Bonin-Andresen M, Smiljanovic B, Stuhlmüller B, Sörensen T, Grützkau A, Häupl T
Medizinische Klinik mit Schwerpunkt Rheumatologie und Klinische Immunologie, Charité Universitätsmedizin, Charitéplatz 1, 10117, Berlin, Deutschland.
Deutsches Rheuma-Forschungszentrum (DRFZ) Berlin, Berlin, Deutschland.
Z Rheumatol. 2018 Apr;77(3):195-202. doi: 10.1007/s00393-018-0436-3.

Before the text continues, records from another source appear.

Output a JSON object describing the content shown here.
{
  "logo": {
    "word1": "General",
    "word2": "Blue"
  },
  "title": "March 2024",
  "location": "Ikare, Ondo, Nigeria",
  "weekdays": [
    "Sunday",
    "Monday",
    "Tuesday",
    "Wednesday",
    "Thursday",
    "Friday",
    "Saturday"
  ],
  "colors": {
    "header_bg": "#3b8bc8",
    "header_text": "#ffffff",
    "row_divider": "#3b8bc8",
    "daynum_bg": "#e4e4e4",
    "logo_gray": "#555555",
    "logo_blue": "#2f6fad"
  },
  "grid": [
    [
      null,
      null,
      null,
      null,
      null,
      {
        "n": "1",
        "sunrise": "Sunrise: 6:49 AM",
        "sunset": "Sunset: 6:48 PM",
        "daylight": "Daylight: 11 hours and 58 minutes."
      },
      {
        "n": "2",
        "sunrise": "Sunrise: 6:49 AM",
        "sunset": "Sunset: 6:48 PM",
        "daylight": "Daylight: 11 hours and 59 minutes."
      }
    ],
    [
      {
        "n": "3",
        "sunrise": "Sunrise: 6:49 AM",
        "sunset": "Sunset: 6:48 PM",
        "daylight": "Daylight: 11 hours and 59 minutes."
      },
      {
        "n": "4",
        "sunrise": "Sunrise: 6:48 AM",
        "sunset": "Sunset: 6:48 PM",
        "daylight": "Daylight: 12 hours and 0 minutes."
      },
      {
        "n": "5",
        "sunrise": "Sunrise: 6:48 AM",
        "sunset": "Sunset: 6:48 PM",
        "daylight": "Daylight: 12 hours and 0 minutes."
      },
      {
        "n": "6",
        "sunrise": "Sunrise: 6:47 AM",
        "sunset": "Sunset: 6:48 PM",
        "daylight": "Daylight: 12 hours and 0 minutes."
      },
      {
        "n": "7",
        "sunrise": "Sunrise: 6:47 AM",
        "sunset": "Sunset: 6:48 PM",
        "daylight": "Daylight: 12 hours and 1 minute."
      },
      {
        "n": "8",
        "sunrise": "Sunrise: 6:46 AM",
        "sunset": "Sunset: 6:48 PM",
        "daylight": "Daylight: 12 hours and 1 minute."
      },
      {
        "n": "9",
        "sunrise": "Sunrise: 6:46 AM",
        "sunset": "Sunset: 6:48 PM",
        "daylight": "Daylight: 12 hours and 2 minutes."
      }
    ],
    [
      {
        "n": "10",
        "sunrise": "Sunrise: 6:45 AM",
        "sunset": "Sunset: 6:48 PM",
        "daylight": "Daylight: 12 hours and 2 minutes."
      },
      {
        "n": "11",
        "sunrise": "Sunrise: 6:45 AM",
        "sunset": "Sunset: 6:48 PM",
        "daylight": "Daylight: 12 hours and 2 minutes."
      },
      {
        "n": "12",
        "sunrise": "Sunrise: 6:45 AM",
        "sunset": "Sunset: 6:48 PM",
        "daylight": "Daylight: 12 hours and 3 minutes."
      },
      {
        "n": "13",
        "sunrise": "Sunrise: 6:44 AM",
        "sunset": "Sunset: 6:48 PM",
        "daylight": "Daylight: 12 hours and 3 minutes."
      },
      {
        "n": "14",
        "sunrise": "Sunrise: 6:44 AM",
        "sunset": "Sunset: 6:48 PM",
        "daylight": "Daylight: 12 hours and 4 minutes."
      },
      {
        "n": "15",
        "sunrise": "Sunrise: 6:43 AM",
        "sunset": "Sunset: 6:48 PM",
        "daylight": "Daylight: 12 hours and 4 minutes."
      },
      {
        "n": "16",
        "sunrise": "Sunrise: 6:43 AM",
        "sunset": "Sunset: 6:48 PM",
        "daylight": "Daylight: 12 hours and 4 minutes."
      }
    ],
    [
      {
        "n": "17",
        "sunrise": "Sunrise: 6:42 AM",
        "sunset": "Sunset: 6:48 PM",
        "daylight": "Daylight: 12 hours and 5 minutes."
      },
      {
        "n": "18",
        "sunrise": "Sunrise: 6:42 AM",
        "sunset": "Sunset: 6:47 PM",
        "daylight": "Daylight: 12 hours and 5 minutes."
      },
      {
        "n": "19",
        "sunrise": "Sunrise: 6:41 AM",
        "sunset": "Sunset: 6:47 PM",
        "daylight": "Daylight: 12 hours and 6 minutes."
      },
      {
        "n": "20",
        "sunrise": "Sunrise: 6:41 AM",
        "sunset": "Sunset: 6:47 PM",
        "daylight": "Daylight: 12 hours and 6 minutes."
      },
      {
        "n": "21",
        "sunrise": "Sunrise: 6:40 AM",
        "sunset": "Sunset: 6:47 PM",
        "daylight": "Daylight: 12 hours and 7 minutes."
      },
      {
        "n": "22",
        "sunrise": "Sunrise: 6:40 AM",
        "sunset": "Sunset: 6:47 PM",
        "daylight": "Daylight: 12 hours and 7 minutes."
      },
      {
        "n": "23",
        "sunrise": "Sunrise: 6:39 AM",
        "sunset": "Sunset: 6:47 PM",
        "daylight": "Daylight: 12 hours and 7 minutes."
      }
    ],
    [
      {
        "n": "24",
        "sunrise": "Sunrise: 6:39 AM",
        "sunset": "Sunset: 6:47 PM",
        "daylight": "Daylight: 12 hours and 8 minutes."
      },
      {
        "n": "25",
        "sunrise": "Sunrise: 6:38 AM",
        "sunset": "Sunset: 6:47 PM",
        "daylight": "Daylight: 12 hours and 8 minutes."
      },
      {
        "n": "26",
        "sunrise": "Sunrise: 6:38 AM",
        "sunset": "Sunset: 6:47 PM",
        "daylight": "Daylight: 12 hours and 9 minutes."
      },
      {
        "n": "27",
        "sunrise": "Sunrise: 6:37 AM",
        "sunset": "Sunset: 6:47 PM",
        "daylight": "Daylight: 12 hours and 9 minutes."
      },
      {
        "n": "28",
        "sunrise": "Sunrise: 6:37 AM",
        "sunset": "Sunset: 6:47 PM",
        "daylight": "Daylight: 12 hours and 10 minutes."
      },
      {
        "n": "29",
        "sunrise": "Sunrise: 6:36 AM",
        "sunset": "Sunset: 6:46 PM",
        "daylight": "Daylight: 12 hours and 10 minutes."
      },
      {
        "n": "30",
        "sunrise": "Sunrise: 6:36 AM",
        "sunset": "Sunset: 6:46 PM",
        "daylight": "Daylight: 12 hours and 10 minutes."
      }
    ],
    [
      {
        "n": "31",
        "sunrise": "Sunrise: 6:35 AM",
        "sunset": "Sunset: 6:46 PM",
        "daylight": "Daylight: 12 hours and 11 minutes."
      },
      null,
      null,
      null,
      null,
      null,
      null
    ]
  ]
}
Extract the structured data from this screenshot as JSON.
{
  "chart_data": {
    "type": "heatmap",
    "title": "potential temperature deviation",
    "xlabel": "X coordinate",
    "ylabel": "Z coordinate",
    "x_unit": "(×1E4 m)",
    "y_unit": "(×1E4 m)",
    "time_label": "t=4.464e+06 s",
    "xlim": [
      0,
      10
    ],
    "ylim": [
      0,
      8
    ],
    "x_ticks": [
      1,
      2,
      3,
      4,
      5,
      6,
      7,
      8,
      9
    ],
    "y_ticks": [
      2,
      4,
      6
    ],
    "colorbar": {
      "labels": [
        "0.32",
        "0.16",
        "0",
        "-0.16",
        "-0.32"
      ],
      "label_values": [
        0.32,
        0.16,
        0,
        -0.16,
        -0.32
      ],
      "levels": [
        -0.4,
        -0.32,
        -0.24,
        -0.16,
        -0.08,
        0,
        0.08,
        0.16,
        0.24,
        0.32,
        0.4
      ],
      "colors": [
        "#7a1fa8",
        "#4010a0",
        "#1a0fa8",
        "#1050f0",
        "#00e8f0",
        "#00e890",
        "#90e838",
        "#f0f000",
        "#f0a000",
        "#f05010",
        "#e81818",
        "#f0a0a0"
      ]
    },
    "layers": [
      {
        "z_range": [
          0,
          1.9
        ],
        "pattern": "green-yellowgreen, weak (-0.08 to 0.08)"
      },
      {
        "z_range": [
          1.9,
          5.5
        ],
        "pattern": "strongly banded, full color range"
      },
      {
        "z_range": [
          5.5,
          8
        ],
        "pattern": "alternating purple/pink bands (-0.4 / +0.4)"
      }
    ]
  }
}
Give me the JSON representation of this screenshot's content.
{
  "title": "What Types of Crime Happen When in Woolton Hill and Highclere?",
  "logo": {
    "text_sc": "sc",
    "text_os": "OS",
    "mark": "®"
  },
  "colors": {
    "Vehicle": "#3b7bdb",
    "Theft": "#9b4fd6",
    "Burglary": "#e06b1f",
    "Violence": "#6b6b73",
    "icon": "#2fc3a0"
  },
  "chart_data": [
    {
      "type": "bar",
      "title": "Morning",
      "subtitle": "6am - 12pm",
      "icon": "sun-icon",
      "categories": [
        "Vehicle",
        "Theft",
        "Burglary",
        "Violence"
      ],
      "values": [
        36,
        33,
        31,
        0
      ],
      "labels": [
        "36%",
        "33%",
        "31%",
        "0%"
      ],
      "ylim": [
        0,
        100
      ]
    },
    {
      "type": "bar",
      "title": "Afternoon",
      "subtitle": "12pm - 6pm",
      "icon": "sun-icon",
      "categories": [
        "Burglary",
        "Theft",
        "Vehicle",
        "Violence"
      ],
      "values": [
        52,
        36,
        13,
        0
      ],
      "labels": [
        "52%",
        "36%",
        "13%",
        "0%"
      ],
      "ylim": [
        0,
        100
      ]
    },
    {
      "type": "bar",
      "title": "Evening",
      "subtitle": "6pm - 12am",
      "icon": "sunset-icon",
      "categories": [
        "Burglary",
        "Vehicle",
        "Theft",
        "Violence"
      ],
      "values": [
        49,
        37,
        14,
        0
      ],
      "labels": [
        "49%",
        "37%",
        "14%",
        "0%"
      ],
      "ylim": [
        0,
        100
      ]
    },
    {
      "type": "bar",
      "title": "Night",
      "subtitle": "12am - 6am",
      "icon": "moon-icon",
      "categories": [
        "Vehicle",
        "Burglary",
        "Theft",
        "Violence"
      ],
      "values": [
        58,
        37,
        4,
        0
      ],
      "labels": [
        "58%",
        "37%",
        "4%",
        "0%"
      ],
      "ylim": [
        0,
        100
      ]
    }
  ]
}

Big data analysis raises the expectation that computerized algorithms may extract new knowledge from otherwise unmanageable vast data sets. What are the algorithms behind the big data discussion? In principle, high throughput technologies in molecular research already introduced big data and the development and application of analysis tools into the field of rheumatology some 15 years ago. This includes especially omics technologies, such as genomics, transcriptomics and cytomics. Some basic methods of data analysis are provided along with the technology, however, functional analysis and interpretation requires adaptation of existing or development of new software tools. For these steps, structuring and evaluating according to the biological context is extremely important and not only a mathematical problem. This aspect has to be considered much more for molecular big data than for those analyzed in health economy or epidemiology. Molecular data are structured in a first order determined by the applied technology and present quantitative characteristics that follow the principles of their biological nature. These biological dependencies have to be integrated into software solutions, which may require networks of molecular big data of the same or even different technologies in order to achieve cross-technology confirmation. More and more extensive recording of molecular processes also in individual patients are generating personal big data and require new strategies for management in order to develop data-driven individualized interpretation concepts. With this perspective in mind, translation of information derived from molecular big data will also require new specifications for education and professional competence.
大数据分析引发了人们的期待,即计算机算法或许能够从原本难以处理的海量数据集中提取新知识。大数据讨论背后的算法是什么?原则上,分子研究中的高通量技术大约在15年前就已将大数据以及分析工具的开发与应用引入了风湿病学领域。这尤其包括组学技术,如基因组学、转录组学和细胞组学。随着技术还提供了一些基本的数据分析方法,然而,功能分析和解读需要对现有软件工具进行调整或开发新的软件工具。对于这些步骤而言,根据生物学背景进行构建和评估极为重要,而不仅仅是一个数学问题。相较于在卫生经济学或流行病学中分析的数据,分子大数据在这方面必须得到更多的考量。分子数据在一阶层面上由所应用的技术构建而成,并呈现出遵循其生物学特性原则的定量特征。这些生物学相关性必须整合到软件解决方案中,这可能需要相同甚至不同技术的分子大数据网络,以实现跨技术验证。越来越广泛地记录个体患者的分子过程也正在产生个人大数据,并且需要新的管理策略,以便开发数据驱动的个性化解读概念。考虑到这一观点,源自分子大数据的信息转化也将需要教育和专业能力方面的新规范。